Study up on this carefully before beginning your benefits, and make every effort to delay your claiming to Age 70 if possible.
6. Fill Your Buckets: Maintain Equity Exposure, But With A Cash Cushion
Retirees are justifiably nervous of bear markets.
Regardless, it is vital to maintain an equity exposure to insure your portfolio continues to grow in retirement.
Your expenses will increase with inflation, and your portfolio must grow to fund this increased spending.
To balance this dilemma, build a “Bucket Strategy”, with your “First Bucket” filled with ~1-2 years of living expenses in cash.
Your “Second Bucket” should cover several additional years of spending needs and be filled with liquid fixed-income investments (CD’s, Bond Ladders).
Your “Third Bucket” is filled with higher return and higher risk investments, with a focus on equities.
In the event of a bear market, you avoid “selling” for several years, allowing equity prices to recover before you need access to the funds.
In a Bull market, sell equities at the higher values and refill your first two buckets.

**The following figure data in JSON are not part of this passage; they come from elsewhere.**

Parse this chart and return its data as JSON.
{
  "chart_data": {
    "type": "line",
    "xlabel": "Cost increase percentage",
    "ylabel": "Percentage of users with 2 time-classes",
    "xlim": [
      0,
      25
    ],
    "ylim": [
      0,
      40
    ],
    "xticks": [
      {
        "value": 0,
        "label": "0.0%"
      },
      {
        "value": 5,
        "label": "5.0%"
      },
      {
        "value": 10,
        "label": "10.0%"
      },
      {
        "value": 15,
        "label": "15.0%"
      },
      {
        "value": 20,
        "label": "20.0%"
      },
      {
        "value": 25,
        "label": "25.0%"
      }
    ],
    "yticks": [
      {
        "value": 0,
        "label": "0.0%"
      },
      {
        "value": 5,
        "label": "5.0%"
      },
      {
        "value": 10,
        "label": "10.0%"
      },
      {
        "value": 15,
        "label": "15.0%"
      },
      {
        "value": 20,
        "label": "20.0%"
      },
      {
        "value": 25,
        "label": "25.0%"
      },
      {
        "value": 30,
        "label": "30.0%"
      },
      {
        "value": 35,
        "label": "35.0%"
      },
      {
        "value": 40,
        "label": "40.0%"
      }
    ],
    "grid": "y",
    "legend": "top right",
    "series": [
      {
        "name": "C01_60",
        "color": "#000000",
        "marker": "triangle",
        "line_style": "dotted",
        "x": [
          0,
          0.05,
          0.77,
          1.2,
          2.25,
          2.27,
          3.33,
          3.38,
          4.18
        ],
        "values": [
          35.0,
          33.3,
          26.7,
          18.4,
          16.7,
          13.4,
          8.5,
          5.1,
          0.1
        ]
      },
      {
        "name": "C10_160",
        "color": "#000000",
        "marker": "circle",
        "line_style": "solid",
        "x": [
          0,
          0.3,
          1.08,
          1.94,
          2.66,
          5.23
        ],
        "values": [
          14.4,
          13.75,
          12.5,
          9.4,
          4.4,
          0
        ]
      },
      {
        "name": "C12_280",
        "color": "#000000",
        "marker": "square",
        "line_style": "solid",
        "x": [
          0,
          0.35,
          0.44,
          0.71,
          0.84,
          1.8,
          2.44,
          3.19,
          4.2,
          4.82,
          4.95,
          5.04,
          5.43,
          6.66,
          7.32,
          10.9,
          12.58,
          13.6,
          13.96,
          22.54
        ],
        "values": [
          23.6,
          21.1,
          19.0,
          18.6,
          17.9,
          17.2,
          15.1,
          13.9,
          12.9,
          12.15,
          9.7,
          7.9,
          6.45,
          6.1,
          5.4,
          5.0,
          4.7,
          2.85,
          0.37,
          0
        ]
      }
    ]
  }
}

The timeframe of Bucket One and Bucket Two can be adjusted to match your risk profile.
My wife and I are planning a conservative approach, with at least two years in Bucket One and an additional 3-5 years in Bucket 2.
7. Consider Annuities
Finally, don’t forget about annuities.
While these have gotten some bad press, the reality is that there are some very viable options available to meet some critical retirement needs.
In an annuity, you place a significant portion of money with an insurance company in return for a lifelong income stream through retirement.
I’m several years away from retirement but have been investigating annuities carefully as a guaranteed income option, though with lower returns (and less risk) than are typically available through equities.
In my situation, I will likely wait several years for interest rates to increase before allocating some capital into annuities, as the payout is directly correlated to interest rates.
Another approach is to allocate money into annuities over several years to avoid putting all of your money to work in today’s low-interest environment.
Regardless of the approach, I encourage you to evaluate annuities with an expert (I’m using Vanguard) as part of your retirement spending strategy.
Conclusion
By using all of the approaches above, you should be able to minimize your risk of outliving your money.
Retirement should be viewed as some of the best years of our lives, and anything we can do to reduce our worry should help us all in reaching The Retirement Manifesto’s objective of “Helping People Achieve A Great Retirement”!